Here's what initially caused our outage:
We finished cooking dinner on the burner of our propane-fueled BBQ pit, then tried to entertain ourselves with games by candlelight. Here we are playing Chicken Foot dominoes, one of Kevin's favorites. It was going to be a long, long night.
Since the wind was blowing at the back of the house, we realized we could sit out on the front porch and be sheltered from the rain. We stood outside most of the night listening to Isaac's howling and watching transformers blow, their eerie blue-green sparks lighting up the distant skies. Every once in a while, the sound of the raging winds would scare me in, but a little later, I'd be back outside. Like watching a train wreck, I couldn't look away. Besides, there was nothing else to do in the dark, hot house but listen to the battery-powered radio give blow by blows of what I could witness myself.
We just had to wait out the storm.
Just before dawn, we could see one of our neighbors in the next block waving a flashlight around. A minute later, he was in his car shining headlights on his house. In the half-light of early morn, we could just make out what was concerning him. The huge oak tree in front of his house had toppled over.
A couple of days later, he would be standing outside watching a crew with a crane remove the tree from his roof.
Meanwhile, we had other worries.

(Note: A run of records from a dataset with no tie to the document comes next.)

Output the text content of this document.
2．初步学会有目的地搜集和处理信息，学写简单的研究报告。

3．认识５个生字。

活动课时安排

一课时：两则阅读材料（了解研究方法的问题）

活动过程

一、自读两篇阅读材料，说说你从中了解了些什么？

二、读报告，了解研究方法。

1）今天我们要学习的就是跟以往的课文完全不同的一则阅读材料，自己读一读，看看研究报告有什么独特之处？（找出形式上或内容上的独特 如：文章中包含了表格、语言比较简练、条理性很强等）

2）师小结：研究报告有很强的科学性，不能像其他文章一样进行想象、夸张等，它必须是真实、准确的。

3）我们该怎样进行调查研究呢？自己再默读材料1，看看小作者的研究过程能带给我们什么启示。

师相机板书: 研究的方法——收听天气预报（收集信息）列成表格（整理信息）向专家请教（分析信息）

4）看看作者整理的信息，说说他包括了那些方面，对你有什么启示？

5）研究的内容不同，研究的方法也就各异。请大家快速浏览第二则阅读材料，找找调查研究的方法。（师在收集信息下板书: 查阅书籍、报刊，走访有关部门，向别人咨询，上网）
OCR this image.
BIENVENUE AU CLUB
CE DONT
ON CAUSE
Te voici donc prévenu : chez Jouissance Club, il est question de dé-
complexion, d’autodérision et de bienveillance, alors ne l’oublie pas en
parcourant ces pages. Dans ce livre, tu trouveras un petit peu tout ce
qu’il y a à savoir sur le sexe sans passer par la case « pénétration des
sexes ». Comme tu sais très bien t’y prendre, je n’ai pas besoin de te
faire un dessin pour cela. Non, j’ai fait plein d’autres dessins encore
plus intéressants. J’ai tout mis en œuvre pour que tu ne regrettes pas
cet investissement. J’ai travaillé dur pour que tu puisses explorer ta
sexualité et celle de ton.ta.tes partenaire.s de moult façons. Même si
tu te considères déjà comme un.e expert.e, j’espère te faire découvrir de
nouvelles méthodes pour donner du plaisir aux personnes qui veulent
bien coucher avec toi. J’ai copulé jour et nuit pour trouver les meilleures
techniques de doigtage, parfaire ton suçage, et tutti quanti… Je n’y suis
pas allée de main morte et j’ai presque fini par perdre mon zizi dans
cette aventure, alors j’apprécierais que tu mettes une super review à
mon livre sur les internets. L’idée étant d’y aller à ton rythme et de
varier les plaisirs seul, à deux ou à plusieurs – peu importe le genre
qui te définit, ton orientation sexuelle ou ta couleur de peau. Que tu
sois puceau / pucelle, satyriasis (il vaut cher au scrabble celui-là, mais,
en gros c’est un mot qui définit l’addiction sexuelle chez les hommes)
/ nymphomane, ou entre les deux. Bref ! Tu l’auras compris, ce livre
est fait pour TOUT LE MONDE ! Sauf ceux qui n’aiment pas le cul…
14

The rain was forecast to be several more inches and the streets were already flooding.
Although it continued to rain, we were never in a true deluge, and the water in the street went down after Brendan went outside with a rake to clear the storm drains of the branches and leaves that had fallen during the night.
From the back porch, we see that another neighbor's tree had split, but the branch just grazed the house.
Down the block however, a huge oak had crashed through the second story of another home causing significant damage. Only the horses seem unaffected.
Isaac's wind had certainly wreaked havoc. Most of the city was now in the dark and a dusk to dawn curfew was in place. Intersections were particularly dangerous.
And thus began our 123 hours without power.